I treat the following text as a guidance here (Section 3.10.1):

   INVALID_SYNTAX                            7
       Indicates the IKE message that was received was invalid because
       some type, length, or value was out of range or because the
       request was rejected for policy reasons.

> > 10. Section 5.1
> >
> >   *  Optional Payload Data.  This value MAY be set to convey the local
> >      identity of the resource.  The value SHOULD be a unique identifier
> >      and the peer SHOULD only use it for debugging purposes.
> >
> > This is an optional field used for debugging purposes. Why any BCP14 language here?
> 
> optional use can still have BCP14, eg an optional nonce MUST use secure
> random :P I changed the first MAY to lowercase, but leaving the SHUOLD
> in, as the whole point is to be able to distinguish/recognise the
> resource seperately from each other.

See my comment above on the use of BCP14 for local actions.

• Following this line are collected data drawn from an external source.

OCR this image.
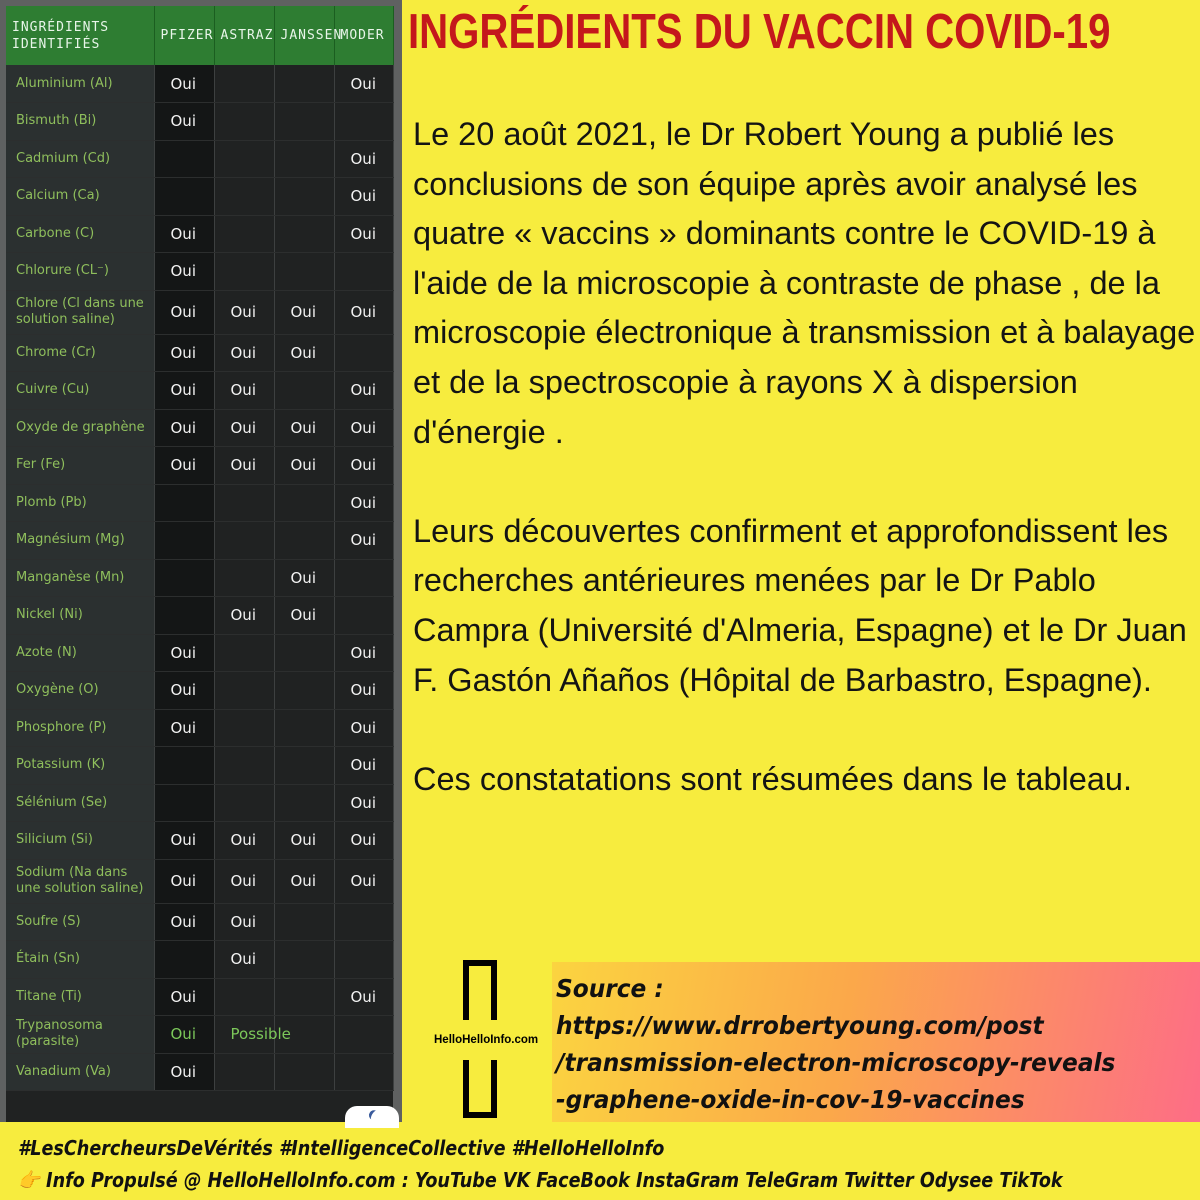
INGRÉDIENTS IDENTIFIÉS	PFIZER	ASTRAZ	JANSSEN	MODER
Aluminium (Al)	Oui			Oui
Bismuth (Bi)	Oui			
Cadmium (Cd)				Oui
Calcium (Ca)				Oui
Carbone (C)	Oui			Oui
Chlorure (CL⁻)	Oui			
Chlore (Cl dans une solution saline)	Oui	Oui	Oui	Oui
Chrome (Cr)	Oui	Oui	Oui	
Cuivre (Cu)	Oui	Oui		Oui
Oxyde de graphène	Oui	Oui	Oui	Oui
Fer (Fe)	Oui	Oui	Oui	Oui
Plomb (Pb)				Oui
Magnésium (Mg)				Oui
Manganèse (Mn)			Oui	
Nickel (Ni)		Oui	Oui	
Azote (N)	Oui			Oui
Oxygène (O)	Oui			Oui
Phosphore (P)	Oui			Oui
Potassium (K)				Oui
Sélénium (Se)				Oui
Silicium (Si)	Oui	Oui	Oui	Oui
Sodium (Na dans une solution saline)	Oui	Oui	Oui	Oui
Soufre (S)	Oui	Oui		
Étain (Sn)		Oui		
Titane (Ti)	Oui			Oui
Trypanosoma (parasite)	Oui	Possible		
Vanadium (Va)	Oui			
INGRÉDIENTS DU VACCIN COVID-19

Le 20 août 2021, le Dr Robert Young a publié les conclusions de son équipe après avoir analysé les quatre « vaccins » dominants contre le COVID-19 à l'aide de la microscopie à contraste de phase , de la microscopie électronique à transmission et à balayage et de la spectroscopie à rayons X à dispersion d'énergie .

Leurs découvertes confirment et approfondissent les recherches antérieures menées par le Dr Pablo Campra (Université d'Almeria, Espagne) et le Dr Juan F. Gastón Añaños (Hôpital de Barbastro, Espagne).

Ces constatations sont résumées dans le tableau.

HelloHelloInfo.com
Source :
https://www.drrobertyoung.com/post
/transmission-electron-microscopy-reveals
-graphene-oxide-in-cov-19-vaccines
#LesChercheursDeVérités #IntelligenceCollective #HelloHelloInfo
👉 Info Propulsé @ HelloHelloInfo.com : YouTube VK FaceBook InstaGram TeleGram Twitter Odysee TikTok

And what about the last SHOULD? :-)

> > And if this is a value, associated with a resource, then how it may be unique
> > in a situation when peer associates several SAs with a single resource
> > (e.g. if it has fewer resources then its peer, but doesn't mind creating as many
> > SAs as its peer wants)?
> 
> You can pick a random value or a counter or whatever you want? I'm not
> sure we need text to explain that?

No, my point was that if this value identifies (somehow, possibly indirectly)
the resource the SA is bound to, then it cannot be unique if multiple SAs
are bound to it. Or you need some kind of map (multimap).

> > 12. Section 6
> >
> >   Implementations supporting per-CPU SAs SHOULD extend their local SPD
> >   selector, and the mechanism of on-demand negotiation that is
> >   triggered by traffic to include a CPU (or queue) identifier in their
> >   SADB_ACQUIRE message from the SPD to the IKE daemon.
> >
> > I think that using BCP14 language is not justified here (it is not protocol behavior).
> > It should be "should" instead.
> 
> I think it is similar to "MUST use secure random source". It is an
> assumption or requirement of proper functioning of the specified
> protocol.

I disagree. "MUST use secure random source" - must do it each time
the protocol runs. "SHOULD extend their local SPD" - requirement
for implementers of this protocol extension, not an actions for executing 
during protocol run.

> > 13. Section 6
> >
> >   And
> >   bringing the deleted per-CPU Child SA up again immediately after
> >   receiving the Delete Notify might cause an infinite loop between the
> >   peers.  Another issue of not bringing up all its per-CPU Child SAs is
> >   that if the peer acts similarly, the two peers might end up with only
> >   the first Child SA without ever activating any per-CPU Child SAs.
> >
> > I think more should be said about this situation and how to avoid it.
> > Perhaps advising such implementations to not delete per-CPU Child SAs
> > if they have not been rekeyed.
> 
> I don't like that advise. I would still like to see that idle child SA's
> get removed so we don't collect too many useless Child SAs.

Then advise needed of how to deal with loops.

> > Then the second case will never happen.
> > As for the first case, perhaps advise all implementations to not
> > delete SAs immediately once they are created...
> 
> I don't think that is a problem we have. Even if we use a short idle
> timer of a few seconds, at least it is not a wire speed loop request.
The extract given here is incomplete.